I then wrote a script to use this classifier model to test the various examples we've received on a contact form. The AWS model matched our manual (i.e., human-entered) spam/ham assessments 66% of the time. I wasn't sure whether to be disappointed at these results or surprised at how good they were, given that the dataset I used is for SMS text messages, which are quite short.
I then appended our contact form ham/spam records to the end of that SMS dataset and trained another classifier model. I then tested our contact form entries using the new model, which matched our human ham/spam assessments 95% of the time. I'd be delighted to get such results on incoming novel ham/spam contact form entries.

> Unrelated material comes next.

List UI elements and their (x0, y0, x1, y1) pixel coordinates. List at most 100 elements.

I would point out that we only had about 41 contact form entries to add + test. I found it quite interesting that even when added our own 41 entries to the model's training set, the model still failed to classify two of these entries correctly. One entry was falsely classified as ham when it should have been spam, but only by an extremely narrow margin:
spam: 0.49563866853714
ham: 0.50436133146286
The other failure was a false positive for spam for the exceedingly terse message "digital marketing assistance."
Very interesting that the model would fail to properly classify records included as part of its training set.